It seems that a clockwork mechanism recovered in 60 metres of water from the wreck that went down in 82 BC is the only evidence of such a device in the world. The computer was described by Dr. Derek de Solla Price, an American with a grant to study the device as a box with dials on the outside and a very complex assembly of gear wheels mounted within, probably resembling a well made 18th century clock.
Doors hinged to the box served to protect the dials, and on them, as well as on all other available surfaces, there were long Greek inscriptions describing the construction and operation of the instrument.
There are at least twenty gear wheels, all made of a low tin bronze, including a very sophisticated assembly of gears that probably functioned as a differential gear system. The input was through an axle, probably rotated by hand, that turned two trains of gears and, eventually, pointers on the dials. Thus, when the main axle was turned, all the pointers turned simultaneously at various speeds.
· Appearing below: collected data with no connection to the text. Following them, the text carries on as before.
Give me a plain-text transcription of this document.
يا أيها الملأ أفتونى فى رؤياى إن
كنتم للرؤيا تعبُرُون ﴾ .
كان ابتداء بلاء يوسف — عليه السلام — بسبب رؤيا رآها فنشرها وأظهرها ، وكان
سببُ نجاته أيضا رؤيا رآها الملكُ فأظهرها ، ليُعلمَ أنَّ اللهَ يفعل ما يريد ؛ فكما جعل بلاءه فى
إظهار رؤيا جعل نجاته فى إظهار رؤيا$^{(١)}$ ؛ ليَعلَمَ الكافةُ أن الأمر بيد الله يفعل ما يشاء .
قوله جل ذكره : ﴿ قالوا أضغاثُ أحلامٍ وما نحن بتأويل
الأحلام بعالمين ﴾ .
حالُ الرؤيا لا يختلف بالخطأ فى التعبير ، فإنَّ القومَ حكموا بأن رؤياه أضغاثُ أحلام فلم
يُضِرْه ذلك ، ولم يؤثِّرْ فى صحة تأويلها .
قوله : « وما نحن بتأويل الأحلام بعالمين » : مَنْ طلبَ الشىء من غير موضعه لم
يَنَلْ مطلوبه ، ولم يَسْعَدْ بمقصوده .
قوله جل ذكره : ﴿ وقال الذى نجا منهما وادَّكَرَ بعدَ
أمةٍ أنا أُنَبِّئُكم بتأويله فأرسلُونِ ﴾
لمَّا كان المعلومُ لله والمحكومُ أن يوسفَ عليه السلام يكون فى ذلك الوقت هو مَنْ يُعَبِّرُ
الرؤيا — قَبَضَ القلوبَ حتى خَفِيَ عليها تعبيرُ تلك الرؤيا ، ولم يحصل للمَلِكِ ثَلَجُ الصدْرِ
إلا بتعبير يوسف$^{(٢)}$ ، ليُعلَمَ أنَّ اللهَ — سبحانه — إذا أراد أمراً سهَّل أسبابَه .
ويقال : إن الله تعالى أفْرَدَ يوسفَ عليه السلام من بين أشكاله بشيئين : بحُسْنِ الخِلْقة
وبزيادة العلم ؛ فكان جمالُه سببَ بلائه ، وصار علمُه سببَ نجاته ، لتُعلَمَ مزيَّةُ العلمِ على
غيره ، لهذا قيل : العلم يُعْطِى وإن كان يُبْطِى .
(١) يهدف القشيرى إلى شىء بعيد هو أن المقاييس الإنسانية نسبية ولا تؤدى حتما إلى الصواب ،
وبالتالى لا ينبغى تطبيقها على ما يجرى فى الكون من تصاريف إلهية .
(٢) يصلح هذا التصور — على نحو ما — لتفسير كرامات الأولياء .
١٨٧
The mechanism must have worked, because it was mended twice and assumptions have been made that it was in use at the time of the wreck.
Nothing like this remarkable instrument is preserved elsewhere. Its authenticity is unquestioned but, because there is nothing comparable its true application is still unknown. The closest known similar mechanism is a thirteenth century Islamic calendar computer.
The device is on display in the National Archaeological Museum in Athens. There is a one line explanation saying something like computer from Anti-Kythera.